Fragile - A ghost story
by Elly on Set.27, 2007, under Chiacchiere da Bar
di Jaume Balaguerò
Horror abbastanza scontato
Un’infermiera (Calista Flockhart) viene spedita nel solito ospedale pediatrico inquietante e pieno di scricchiolii, dove i bambini denunciano misteriose fratture a opera di uno spettro da più di trent’anni senza che nessuno si prenda la briga di indagare, limitandosi a bollare gli eventi come “fantasie infantili”. Ovviamente la nostra infermiera non ci sta e ce la mette tutta per salvare i fanciulli dal fantasma spaccaossa.
“Fragile” non sarebbe neppure pessimo (per lo meno, se paragonato alla maggior parte delle produzioni contemporanee); è vero che la tematica della bambina fantasma sta ampiamente rompendo le palle (basta, davvero, al centododicesimo film ormai non fa più paura) e che la pellicola è disseminata di sequenze ai limiti del ridicolo (come quella finale), ma in fondo, come ho detto, c’è di peggio.
Anche se trita e ritrita, la storia ha il pregio di mantenere un po’ sulle spine, se non altro per la curiosità di scoprire i perché e i percome a proposito del mistero di base; a questo si aggiungono atmosfere cupe che, per quanto spudoratamente mutuate da “The ring”, conferiscono al film quel senso di tristezza e desolazione che ben si adatta al genere.
Insomma, in questo senso “Fragile” resta nella schiera degli horror mediamente sufficienti, né particolarmente belli, né particolarmente scadenti. Ma a peggiorare del tutto la situazione ci pensa la sequenza finale.
(SPOILER) Siamo in un ospedale infestato da uno spettro spaventoso, che fa esplodere le cose e spappola qua e là le ossa a chiunque; cosa decide di fare la solita maledetta bambina protagonista? Ovvio: invece di scappare o infilarsi in un angolo a riempirsi le mutande di merda, come avrebbe fatto qualunque moccioso nella sua situazione, la stronzetta pensa bene di salire due piani di scale (mentre tutto crolla), andare nel posto esatto dove il fantasma sorge ogni notte - ovviamente al buio in una notte tempestosa - mettersi a cercare la sua stradannata coperta alla Linus, abbandonata lì in una predente e altrettanto paradossale situazione, perché senza non può proprio rischiare di portare in salvo la pelle. Tipico, no? (FINE SPOILER)

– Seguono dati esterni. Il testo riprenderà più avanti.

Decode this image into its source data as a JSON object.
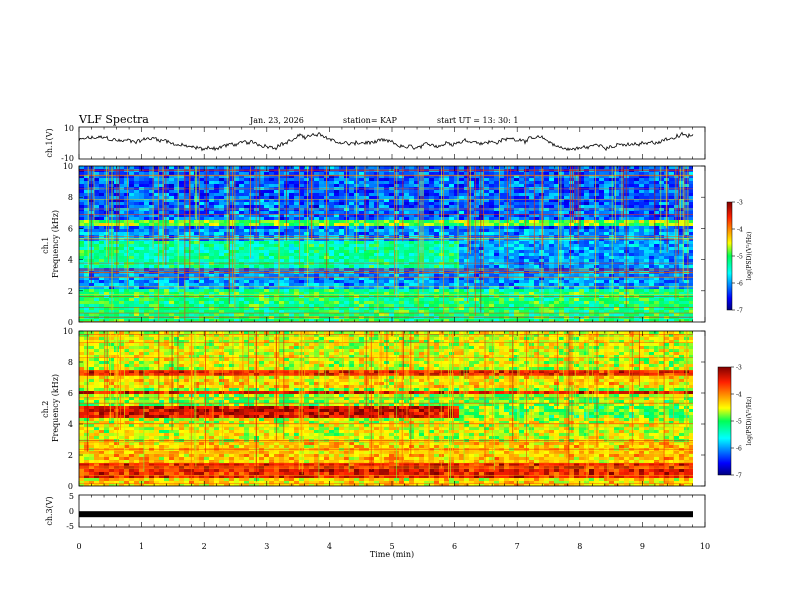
{
  "header": {
    "title": "VLF Spectra",
    "date": "Jan. 23, 2026",
    "station": "station= KAP",
    "start": "start  UT =  13: 30: 1"
  },
  "chart_data": [
    {
      "type": "line",
      "panel": "ch1-waveform",
      "ylabel": "ch.1(V)",
      "ylim": [
        -10,
        10
      ],
      "yticks": [
        "10",
        "-10"
      ],
      "xlim": [
        0,
        10
      ],
      "description_series": "voltage trace, roughly -7 to 8 V"
    },
    {
      "type": "heatmap",
      "panel": "ch1-spectrogram",
      "ylabel": "ch.1\nFrequency (kHz)",
      "ylim": [
        0,
        10
      ],
      "yticks": [
        "0",
        "2",
        "4",
        "6",
        "8",
        "10"
      ],
      "xlim": [
        0,
        10
      ],
      "colorbar": {
        "label": "log(PSD)(V²/Hz)",
        "range": [
          -7,
          -3
        ],
        "ticks": [
          "-3",
          "-4",
          "-5",
          "-6",
          "-7"
        ]
      }
    },
    {
      "type": "heatmap",
      "panel": "ch2-spectrogram",
      "ylabel": "ch.2\nFrequency (kHz)",
      "ylim": [
        0,
        10
      ],
      "yticks": [
        "0",
        "2",
        "4",
        "6",
        "8",
        "10"
      ],
      "xlim": [
        0,
        10
      ],
      "colorbar": {
        "label": "log(PSD)(V²/Hz)",
        "range": [
          -7,
          -3
        ],
        "ticks": [
          "-3",
          "-4",
          "-5",
          "-6",
          "-7"
        ]
      }
    },
    {
      "type": "line",
      "panel": "ch3-waveform",
      "ylabel": "ch.3(V)",
      "ylim": [
        -5,
        5
      ],
      "yticks": [
        "5",
        "0",
        "-5"
      ],
      "xlim": [
        0,
        10
      ],
      "level": -1
    }
  ],
  "xaxis": {
    "label": "Time  (min)",
    "ticks": [
      "0",
      "1",
      "2",
      "3",
      "4",
      "5",
      "6",
      "7",
      "8",
      "9",
      "10"
    ],
    "range": [
      0,
      10
    ]
  }
}
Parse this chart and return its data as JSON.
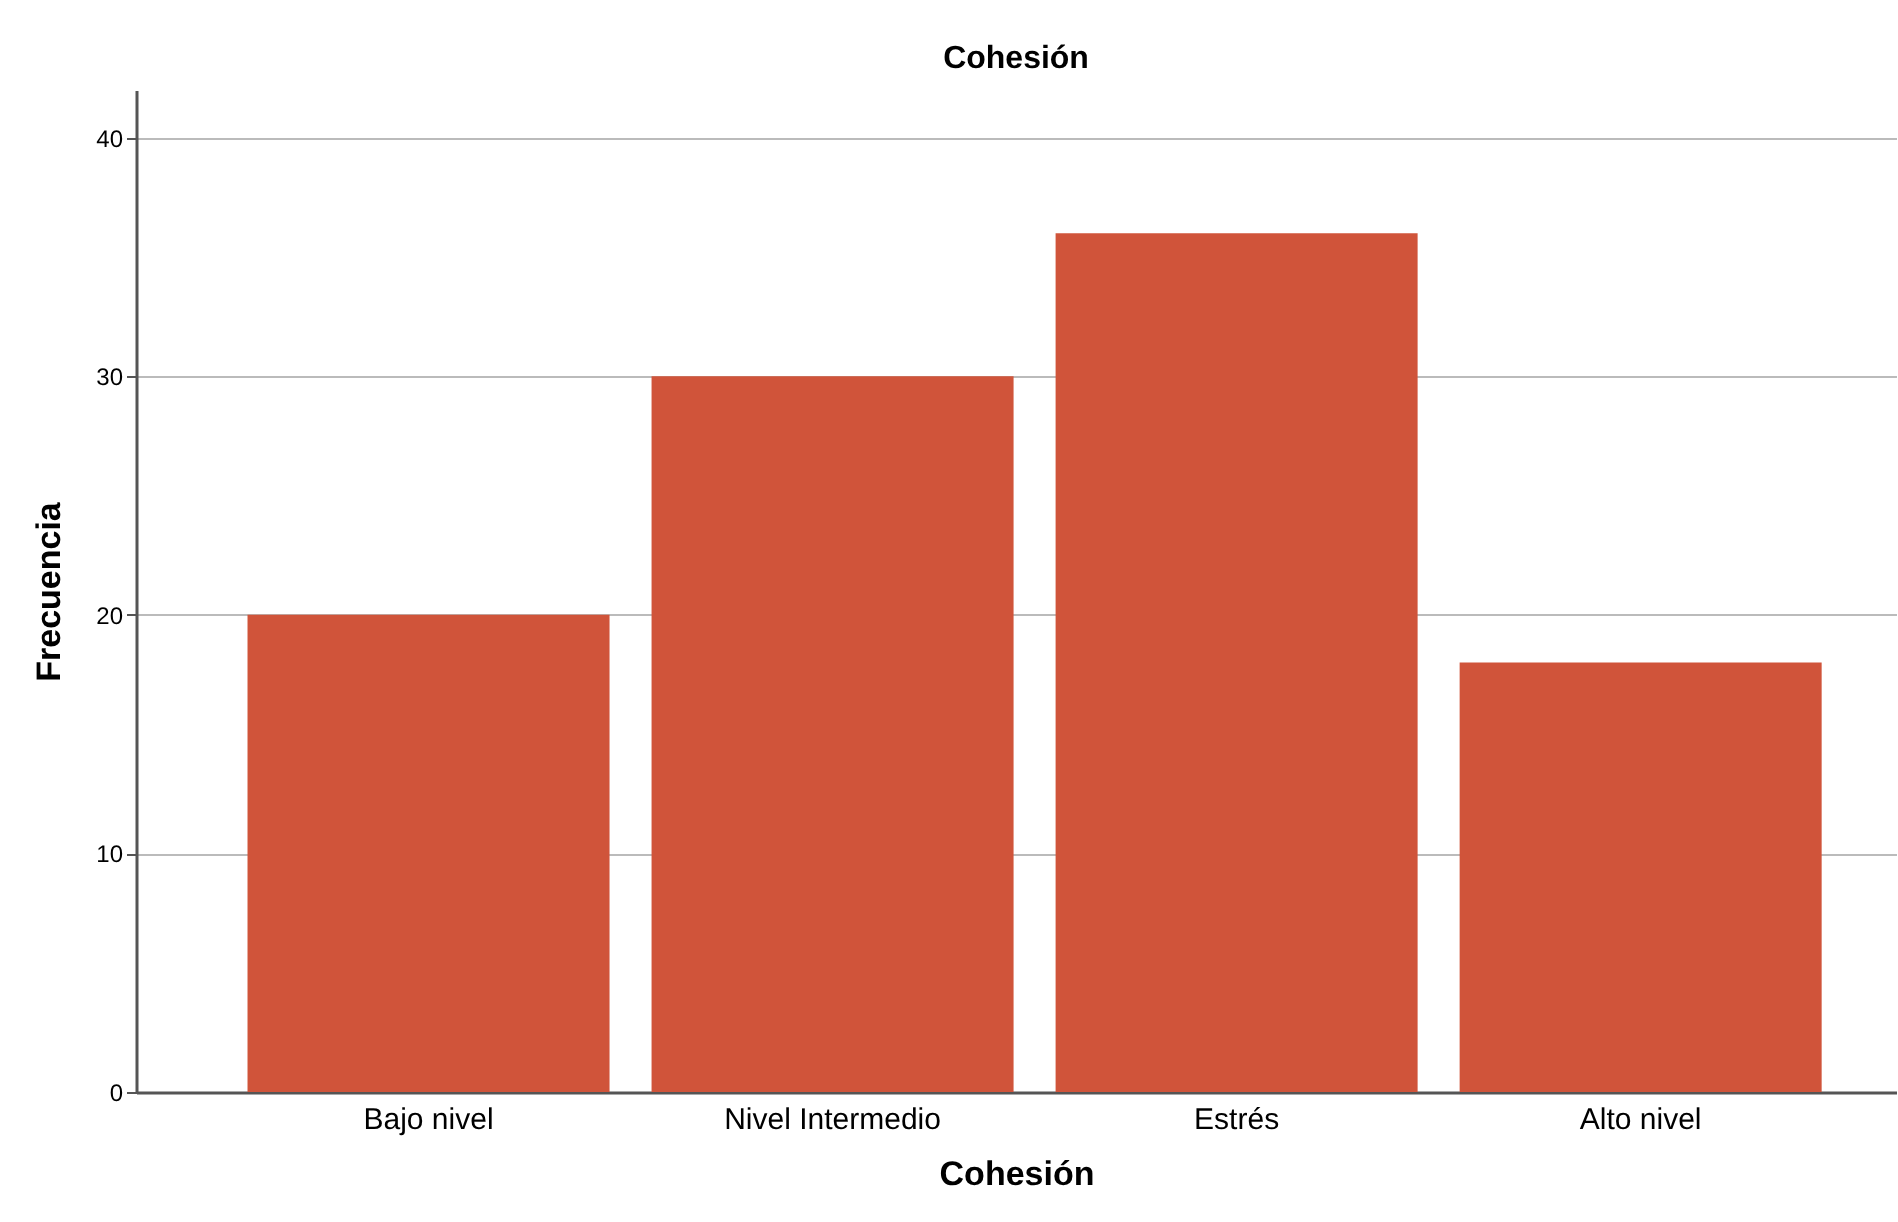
{
  "chart_data": {
    "type": "bar",
    "title": "Cohesión",
    "xlabel": "Cohesión",
    "ylabel": "Frecuencia",
    "categories": [
      "Bajo nivel",
      "Nivel Intermedio",
      "Estrés",
      "Alto nivel"
    ],
    "values": [
      20,
      30,
      36,
      18
    ],
    "color": "#d0543a",
    "ylim": [
      0,
      42
    ],
    "yticks": [
      0,
      10,
      20,
      30,
      40
    ],
    "grid": "y"
  }
}
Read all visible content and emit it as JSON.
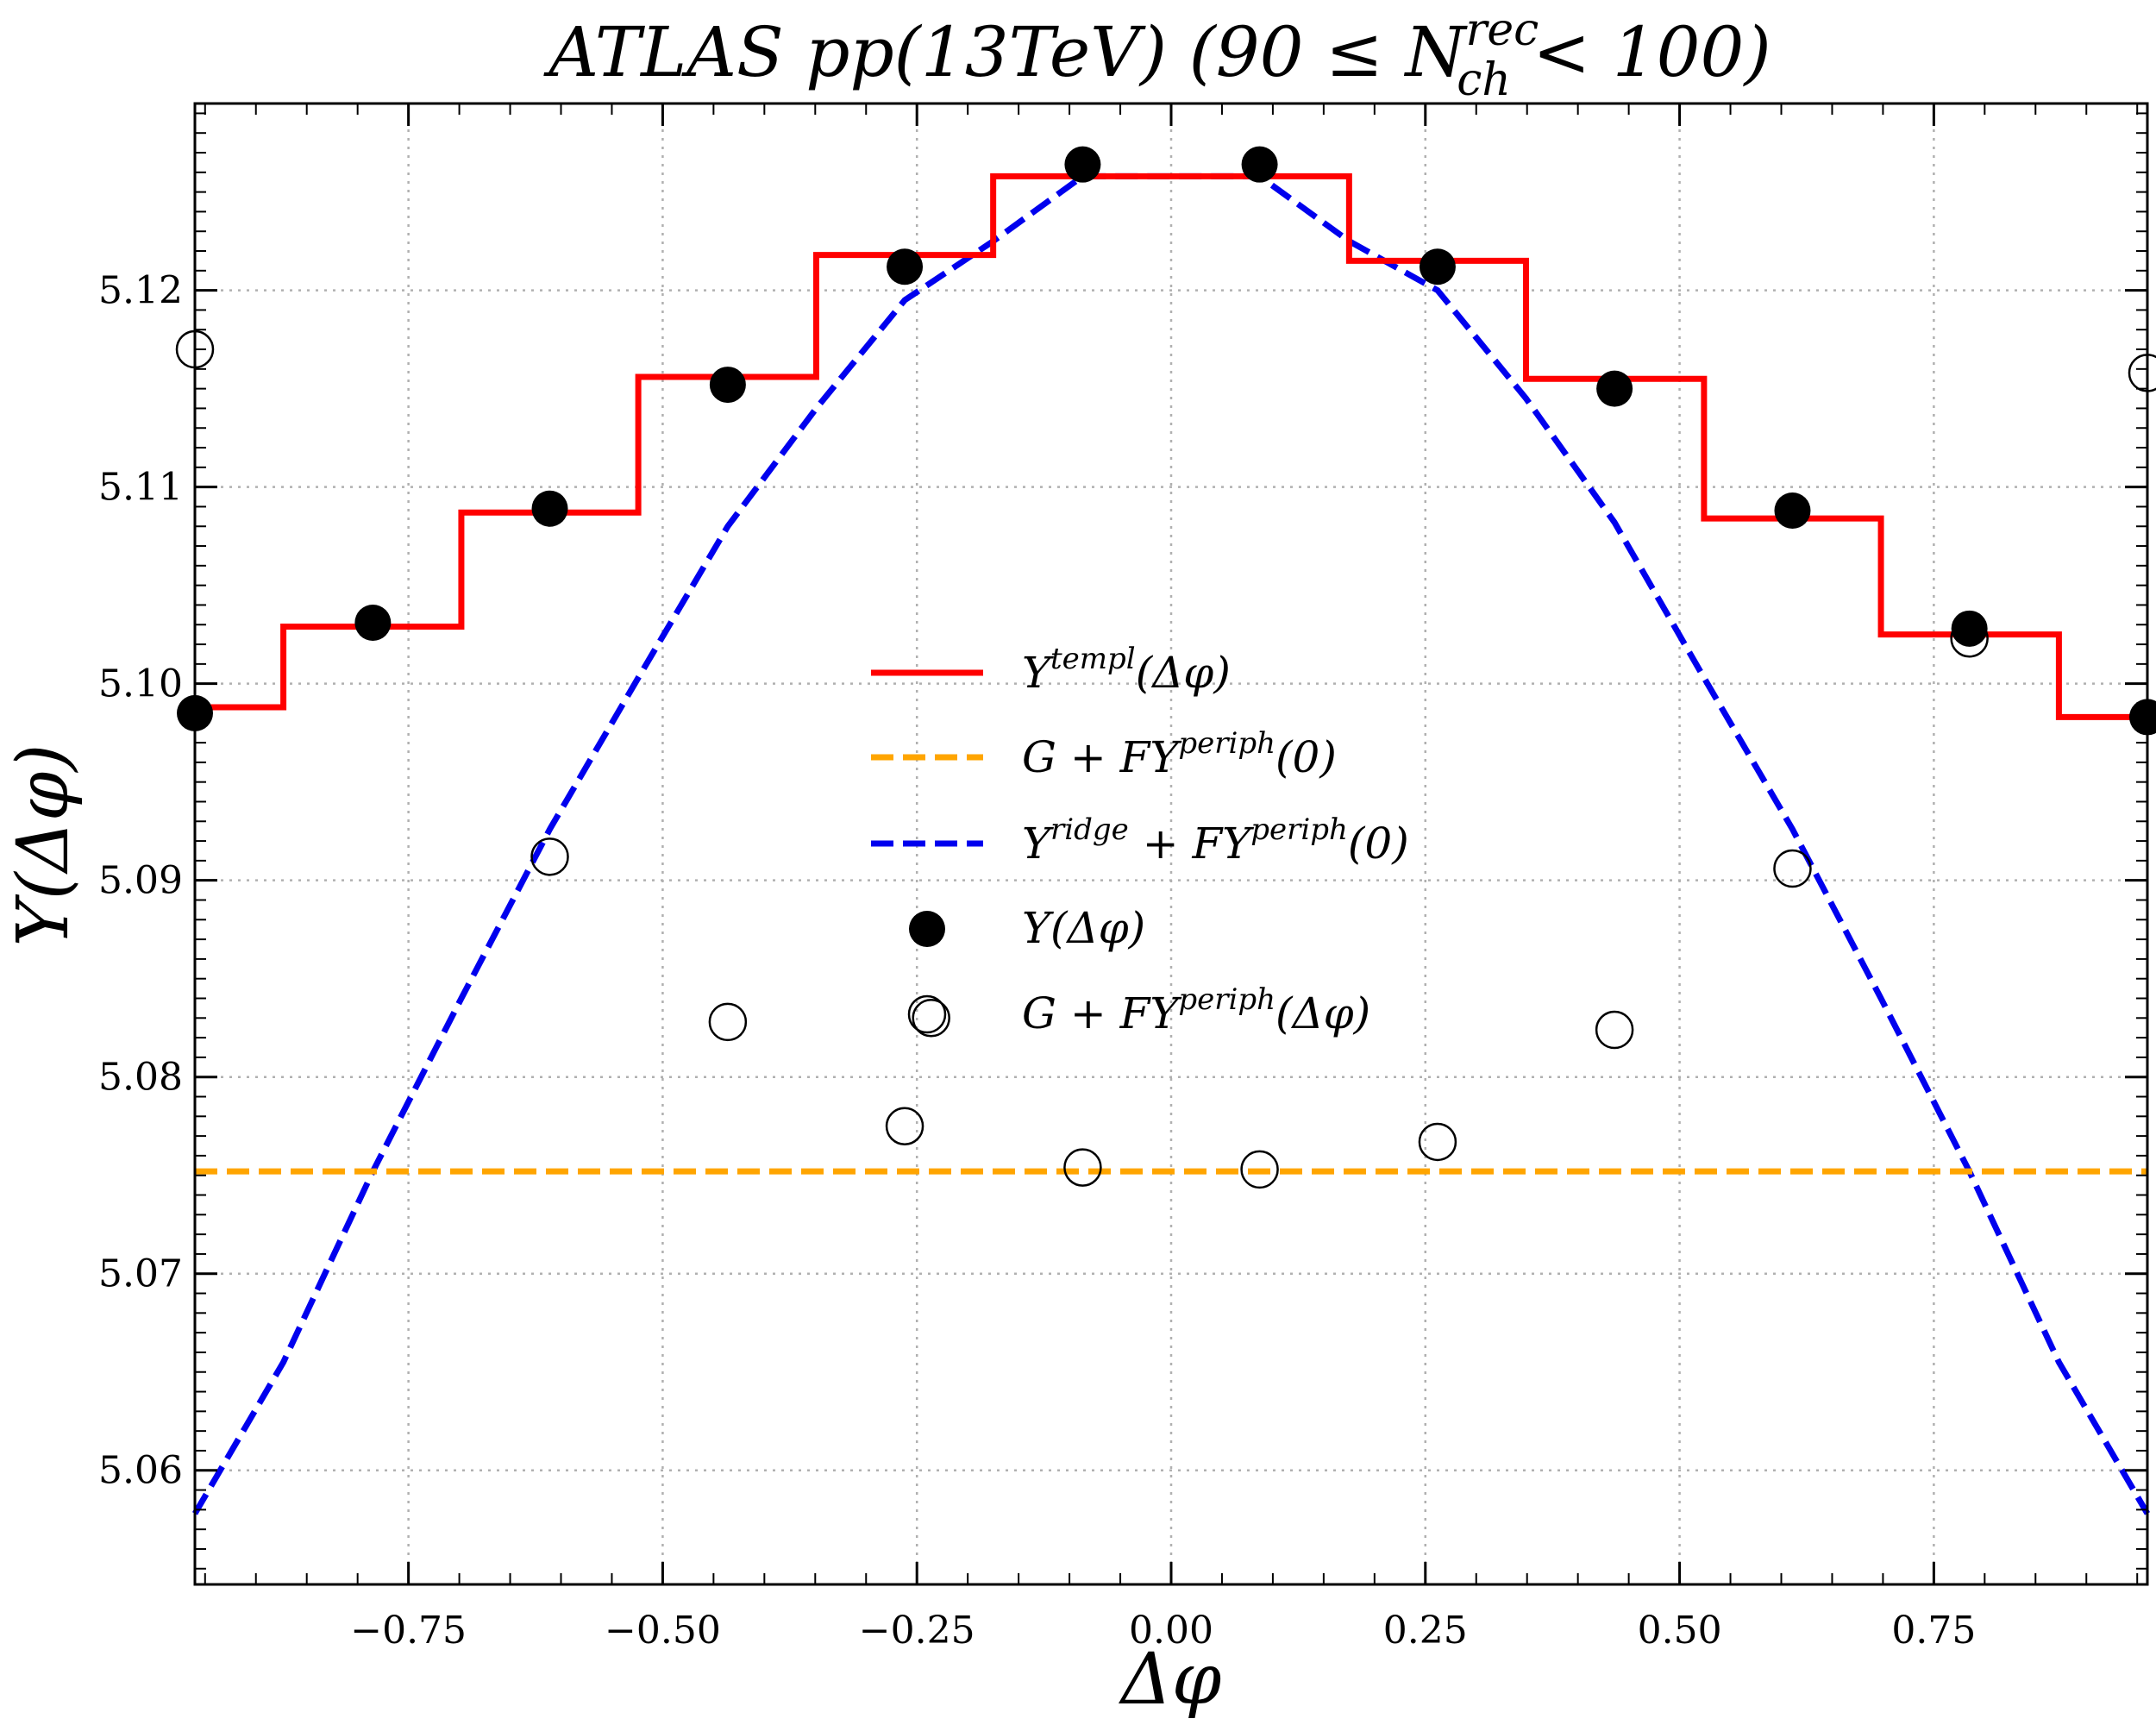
{
  "chart_data": {
    "type": "line",
    "title_parts": {
      "main": "ATLAS pp(13TeV) (90  ≤ N",
      "sup": "rec",
      "sub": "ch",
      "tail": " < 100)"
    },
    "xlabel": "Δφ",
    "ylabel": "Y(Δφ)",
    "xlim": [
      -0.96,
      0.96
    ],
    "ylim": [
      5.0542,
      5.1295
    ],
    "xticks": [
      -0.75,
      -0.5,
      -0.25,
      0.0,
      0.25,
      0.5,
      0.75
    ],
    "xtick_labels": [
      "−0.75",
      "−0.50",
      "−0.25",
      "0.00",
      "0.25",
      "0.50",
      "0.75"
    ],
    "yticks": [
      5.06,
      5.07,
      5.08,
      5.09,
      5.1,
      5.11,
      5.12
    ],
    "ytick_labels": [
      "5.06",
      "5.07",
      "5.08",
      "5.09",
      "5.10",
      "5.11",
      "5.12"
    ],
    "grid": true,
    "legend_placement": "center",
    "colors": {
      "templ": "#ff0000",
      "flat": "#ffa500",
      "ridge": "#0000ee",
      "points": "#000000"
    },
    "legend": [
      {
        "key": "templ",
        "label": "Y",
        "sup": "templ",
        "tail": "(Δφ)"
      },
      {
        "key": "flat",
        "label": "G + FY",
        "sup": "periph",
        "tail": "(0)"
      },
      {
        "key": "ridge",
        "label": "Y",
        "sup": "ridge",
        "mid": " + FY",
        "sup2": "periph",
        "tail": "(0)"
      },
      {
        "key": "data",
        "label": "Y(Δφ)"
      },
      {
        "key": "periph",
        "label": "G + FY",
        "sup": "periph",
        "tail": "(Δφ)"
      }
    ],
    "series": [
      {
        "key": "templ",
        "kind": "step",
        "edges": [
          -0.96,
          -0.873,
          -0.698,
          -0.524,
          -0.349,
          -0.175,
          0.0,
          0.175,
          0.349,
          0.524,
          0.698,
          0.873,
          0.96
        ],
        "values": [
          5.0988,
          5.1029,
          5.1087,
          5.1156,
          5.1218,
          5.1258,
          5.1258,
          5.1215,
          5.1155,
          5.1084,
          5.1025,
          5.0983
        ]
      },
      {
        "key": "flat",
        "kind": "hline",
        "value": 5.0752
      },
      {
        "key": "ridge",
        "kind": "dashed-line",
        "x": [
          -0.96,
          -0.873,
          -0.785,
          -0.698,
          -0.611,
          -0.524,
          -0.436,
          -0.349,
          -0.262,
          -0.175,
          -0.087,
          0.0,
          0.087,
          0.175,
          0.262,
          0.349,
          0.436,
          0.524,
          0.611,
          0.698,
          0.785,
          0.873,
          0.96
        ],
        "y": [
          5.0578,
          5.0655,
          5.0752,
          5.084,
          5.0926,
          5.1003,
          5.108,
          5.114,
          5.1195,
          5.1225,
          5.1258,
          5.1258,
          5.1258,
          5.1225,
          5.12,
          5.1145,
          5.1082,
          5.1003,
          5.0926,
          5.084,
          5.0752,
          5.0655,
          5.0578
        ]
      },
      {
        "key": "data",
        "kind": "filled-markers",
        "x": [
          -0.96,
          -0.785,
          -0.611,
          -0.436,
          -0.262,
          -0.087,
          0.087,
          0.262,
          0.436,
          0.611,
          0.785,
          0.96
        ],
        "y": [
          5.0985,
          5.1031,
          5.1089,
          5.1152,
          5.1212,
          5.1264,
          5.1264,
          5.1212,
          5.115,
          5.1088,
          5.1028,
          5.0983
        ]
      },
      {
        "key": "periph",
        "kind": "open-markers",
        "x": [
          -0.96,
          -0.611,
          -0.436,
          -0.262,
          -0.087,
          0.087,
          0.262,
          0.436,
          0.611,
          0.785,
          0.96
        ],
        "y": [
          5.117,
          5.0912,
          5.0828,
          5.0775,
          5.0754,
          5.0753,
          5.0767,
          5.0824,
          5.0906,
          5.1023,
          5.1158
        ]
      }
    ],
    "legend_extra_marker": {
      "x": -0.236,
      "y": 5.083
    }
  }
}
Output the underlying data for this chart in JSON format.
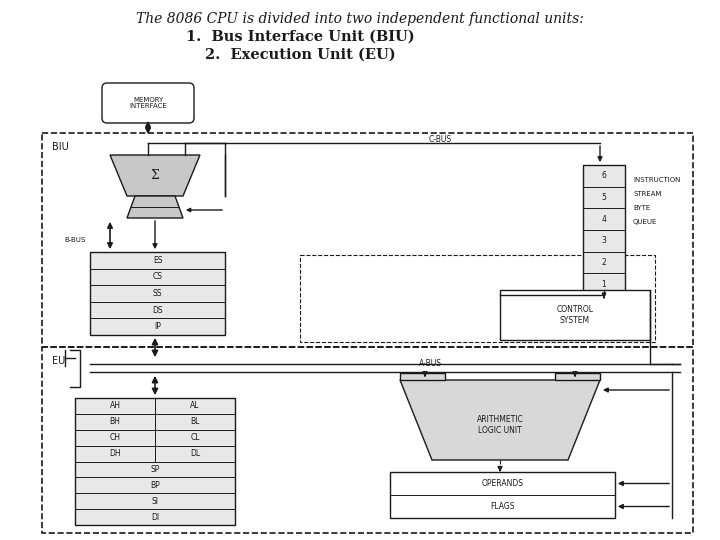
{
  "title_line1": "The 8086 CPU is divided into two independent functional units:",
  "title_line2": "1.  Bus Interface Unit (BIU)",
  "title_line3": "2.  Execution Unit (EU)",
  "bg_color": "#ffffff",
  "lc": "#1a1a1a",
  "segment_regs": [
    "ES",
    "CS",
    "SS",
    "DS",
    "IP"
  ],
  "gen_regs_left": [
    "AH",
    "BH",
    "CH",
    "DH"
  ],
  "gen_regs_right": [
    "AL",
    "BL",
    "CL",
    "DL"
  ],
  "gen_regs_full": [
    "SP",
    "BP",
    "SI",
    "DI"
  ],
  "byte_queue": [
    "6",
    "5",
    "4",
    "3",
    "2",
    "1"
  ],
  "isbq_label": [
    "INSTRUCTION",
    "STREAM",
    "BYTE",
    "QUEUE"
  ]
}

Alla luce di questo affondo finale, che corona una serie di sequenze analoghe (mai sia che in un horror qualcuno si caghi sotto ad andare da solo in posti che farebbero accapponare la pelle anche al signor Spock), la considerazione per “Fragile” scende di parecchi punti e forse gli fa perdere anche il titolo di film mediamente sufficiente.
La citazione:
“Non conta dove una persona ha vissuto o è morta: il suo spirito resta vicino alle cose che ha amato.”